We expect Frito-Lay snacks sales to remain strong and NAB profits to be higher in the soon-to-be-reported quarter as well.
However, Pepsi expects the global macroeconomic headwinds – weakening international currencies, economic slowdown in many emerging countries, political and social unrest in some regions, and increased government regulation – to continue in the second quarter.
Gross margin growth rates are expected to be sequentially slower than the first quarter. This is due to expected raw material inflation (including the transaction-related Fx impact) compared with modest deflation in the first quarter. In the first quarter, core gross margin improved 130 basis points.
Our proven model does not conclusively show that Pepsi is likely to beat earnings this quarter. That is because a stock needs to have both a positive Earnings ESP and a Zacks Rank #1 (Strong Buy), 2 (Buy) or 3 (Hold) for this to happen. That is not the case here, as you will see below.
Zacks ESP: The Earnings ESP is -2.34% as the Most Accurate estimate stood at $1.25 and the Zacks Consensus Estimate is higher at $1.28.

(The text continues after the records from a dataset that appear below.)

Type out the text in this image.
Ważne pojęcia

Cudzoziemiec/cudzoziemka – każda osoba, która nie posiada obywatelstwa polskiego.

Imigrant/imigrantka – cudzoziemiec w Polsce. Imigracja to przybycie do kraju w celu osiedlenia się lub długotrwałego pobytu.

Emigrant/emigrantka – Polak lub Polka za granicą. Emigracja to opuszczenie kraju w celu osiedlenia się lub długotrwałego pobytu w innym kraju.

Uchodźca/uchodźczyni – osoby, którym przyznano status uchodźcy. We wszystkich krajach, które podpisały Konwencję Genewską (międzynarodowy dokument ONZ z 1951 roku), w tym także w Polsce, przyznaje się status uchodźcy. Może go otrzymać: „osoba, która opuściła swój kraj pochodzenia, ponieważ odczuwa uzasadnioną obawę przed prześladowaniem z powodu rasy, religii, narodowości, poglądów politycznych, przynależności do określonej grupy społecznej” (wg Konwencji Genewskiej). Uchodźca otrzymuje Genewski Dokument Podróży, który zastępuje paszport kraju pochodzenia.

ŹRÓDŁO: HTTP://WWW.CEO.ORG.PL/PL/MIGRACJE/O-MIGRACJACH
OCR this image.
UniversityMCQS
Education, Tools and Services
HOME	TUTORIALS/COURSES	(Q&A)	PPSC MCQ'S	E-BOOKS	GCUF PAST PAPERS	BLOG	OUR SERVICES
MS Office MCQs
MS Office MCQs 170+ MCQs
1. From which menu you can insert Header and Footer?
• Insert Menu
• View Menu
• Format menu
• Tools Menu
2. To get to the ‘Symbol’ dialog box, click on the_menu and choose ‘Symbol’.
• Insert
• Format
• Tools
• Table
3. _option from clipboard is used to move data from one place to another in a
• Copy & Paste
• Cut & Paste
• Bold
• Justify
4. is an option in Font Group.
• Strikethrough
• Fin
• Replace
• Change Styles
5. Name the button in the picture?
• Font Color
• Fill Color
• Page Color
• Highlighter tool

Zacks Rank: Pepsi’s Zacks Rank #2 increases the predictive power of ESP. However, we need to have a positive ESP to be confident about an earnings beat.
We caution against stocks with a Zacks Rank #4 or 5 (Sell-rated stocks) going into the earnings announcement, especially when the company is seeing negative estimate revisions.
Stocks to Consider
Here are some food stocks that have both a positive Earnings ESP and a favorable Zacks Rank:
The Kraft Heinz Company (KHC - Free Report) , with an Earnings ESP of +2.82% and a Zacks Rank #2.
Aramark (ARMK - Free Report) , with an Earnings ESP of +10.71% and a Zacks Rank #3.
Post Holdings, Inc. (POST - Free Report) , with an Earnings ESP of +12.77% and a Zacks Rank #1.